Stressbälle zum Spatenstich

Das Unternehmen Schminke Krantechnik investiert am Standort Thurnau in die Erweiterung der Fertigungsfläche. Bürgermeister Bernreuther zeigt sich sehr erfreut.



Eine gut gelaunte Geschäftsführung mit Daniel Schminke (Zehnter von rechts) und Fabian Schminke (links daneben ) mit Bürgermeister Martin Bernreuther (Neunter von rechts) und den Architekten Johannes Müller und Sven Lange im Kreise eines Teils der Belegschaft.	Foto: Pöhlmann
Eine gut gelaunte Geschäftsführung mit Daniel Schminke (Zehnter von rechts) und Fabian Schminke (links daneben ) mit Bürgermeister Martin Bernreuther (Neunter von rechts) und den Architekten Johannes Müller und Sven Lange im Kreise eines Teils der Belegschaft. Foto: Pöhlmann  

Thurnau - Mit einem Spatenstich der besonderen Art hat die Firma Schminke den Startschuss für den Bau einer weiteren Fertigungshalle gegeben. Optimismus für die Zukunft und ehrliche Freude über das bevorstehende Bauvorhaben lag in der Luft, als Geschäftsführer Fabian Schminke auch im Namen der weiteren Geschäftsführer, Daniel Schminke und Frank Gottwald, das Wort ergriff.

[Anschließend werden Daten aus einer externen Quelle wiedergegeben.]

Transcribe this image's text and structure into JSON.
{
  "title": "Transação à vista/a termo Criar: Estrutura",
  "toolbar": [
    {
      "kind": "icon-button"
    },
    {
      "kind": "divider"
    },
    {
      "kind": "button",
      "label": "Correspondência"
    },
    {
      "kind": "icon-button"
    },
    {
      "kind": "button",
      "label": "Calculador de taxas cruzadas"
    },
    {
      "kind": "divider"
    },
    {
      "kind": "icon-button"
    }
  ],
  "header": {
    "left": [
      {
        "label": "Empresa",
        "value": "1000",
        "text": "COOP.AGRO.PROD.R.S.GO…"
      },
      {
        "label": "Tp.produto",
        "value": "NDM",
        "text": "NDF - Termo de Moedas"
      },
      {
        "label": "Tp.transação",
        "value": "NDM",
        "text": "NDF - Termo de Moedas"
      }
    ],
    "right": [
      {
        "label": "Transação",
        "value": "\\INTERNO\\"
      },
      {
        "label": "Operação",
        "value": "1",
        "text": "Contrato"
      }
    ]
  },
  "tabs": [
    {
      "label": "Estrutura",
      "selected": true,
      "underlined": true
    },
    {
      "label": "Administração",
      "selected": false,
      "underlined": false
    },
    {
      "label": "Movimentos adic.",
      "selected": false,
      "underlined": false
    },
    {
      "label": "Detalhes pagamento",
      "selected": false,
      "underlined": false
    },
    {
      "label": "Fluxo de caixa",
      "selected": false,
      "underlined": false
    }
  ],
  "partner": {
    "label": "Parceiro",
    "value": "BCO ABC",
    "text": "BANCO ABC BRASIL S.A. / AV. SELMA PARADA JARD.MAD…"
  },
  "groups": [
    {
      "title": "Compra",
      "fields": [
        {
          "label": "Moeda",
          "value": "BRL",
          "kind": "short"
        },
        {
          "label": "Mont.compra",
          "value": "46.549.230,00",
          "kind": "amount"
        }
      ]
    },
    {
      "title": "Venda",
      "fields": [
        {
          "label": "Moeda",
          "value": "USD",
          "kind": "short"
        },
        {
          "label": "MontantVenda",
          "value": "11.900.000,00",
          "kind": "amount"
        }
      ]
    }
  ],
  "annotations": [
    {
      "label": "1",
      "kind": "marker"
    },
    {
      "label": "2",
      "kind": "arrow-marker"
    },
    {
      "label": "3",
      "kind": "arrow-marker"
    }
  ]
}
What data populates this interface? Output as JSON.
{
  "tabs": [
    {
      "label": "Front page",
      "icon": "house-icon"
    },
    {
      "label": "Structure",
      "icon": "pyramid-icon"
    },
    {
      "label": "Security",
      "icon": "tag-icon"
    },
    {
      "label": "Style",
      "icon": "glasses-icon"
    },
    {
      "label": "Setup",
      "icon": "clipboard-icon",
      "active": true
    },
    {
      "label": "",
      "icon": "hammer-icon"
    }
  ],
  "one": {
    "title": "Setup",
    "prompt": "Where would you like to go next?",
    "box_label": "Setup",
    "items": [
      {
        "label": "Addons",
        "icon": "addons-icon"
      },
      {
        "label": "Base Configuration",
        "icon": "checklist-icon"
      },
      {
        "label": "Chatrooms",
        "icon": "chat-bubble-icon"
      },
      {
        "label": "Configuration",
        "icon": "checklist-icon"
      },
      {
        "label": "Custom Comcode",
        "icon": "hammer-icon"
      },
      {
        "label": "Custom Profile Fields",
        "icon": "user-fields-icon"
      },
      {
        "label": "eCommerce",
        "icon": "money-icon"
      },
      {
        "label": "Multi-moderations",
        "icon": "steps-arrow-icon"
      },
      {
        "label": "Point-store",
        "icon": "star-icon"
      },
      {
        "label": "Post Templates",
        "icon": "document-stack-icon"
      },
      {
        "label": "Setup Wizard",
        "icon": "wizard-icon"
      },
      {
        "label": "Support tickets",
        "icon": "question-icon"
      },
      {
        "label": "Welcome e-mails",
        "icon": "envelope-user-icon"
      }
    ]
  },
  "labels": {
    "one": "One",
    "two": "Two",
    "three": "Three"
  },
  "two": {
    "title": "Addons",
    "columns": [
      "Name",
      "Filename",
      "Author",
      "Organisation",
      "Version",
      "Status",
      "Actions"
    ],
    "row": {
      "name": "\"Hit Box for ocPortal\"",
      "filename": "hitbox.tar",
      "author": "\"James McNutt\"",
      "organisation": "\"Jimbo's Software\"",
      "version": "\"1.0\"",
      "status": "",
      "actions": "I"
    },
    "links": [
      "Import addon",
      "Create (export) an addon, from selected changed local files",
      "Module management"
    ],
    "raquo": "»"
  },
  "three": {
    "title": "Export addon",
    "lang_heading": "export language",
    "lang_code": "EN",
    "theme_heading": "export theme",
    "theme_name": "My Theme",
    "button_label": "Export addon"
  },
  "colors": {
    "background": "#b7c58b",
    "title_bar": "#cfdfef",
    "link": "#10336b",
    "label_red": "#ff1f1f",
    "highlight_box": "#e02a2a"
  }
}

Nach einer kurzen Begrüßung, in der er neben der zahlreich erschienenen Belegschaft auch Bürgermeister Martin Bernreuther und die Architekten Johannes Müller und Sven Lange willkommen geheißen hatte, betonte er, dass man sich seit der Übernahme der Firma Heinzel Fördertechnik im Jahre 2016 habe in der Gemeinde sehr willkommen fühle. Die stets freundliche und konstruktive Unterstützung durch das Team im Thurnauer Rathaus sei nicht selbstverständlich und gerade bei der Planung eines Bauvorhabens wie diesem von unschätzbarer Bedeutung. Der Thurnauer Bürgermeister Martin Bernreuther betonte, die Erweiterung der Betriebsstätte eines erfolgreichen ansässigen Unternehmens sei natürlich immer ein Grund zur Freude. Dies sei aber besonders in Zeiten wie diesen, in denen überall Negativnachrichten die Schlagzeilen beherrschen, eine höchst willkommene Abwechslung. Die Firma Schminke Krantechnik sei ein Glücksfall für die Gemeinde, sagte Bernreuther.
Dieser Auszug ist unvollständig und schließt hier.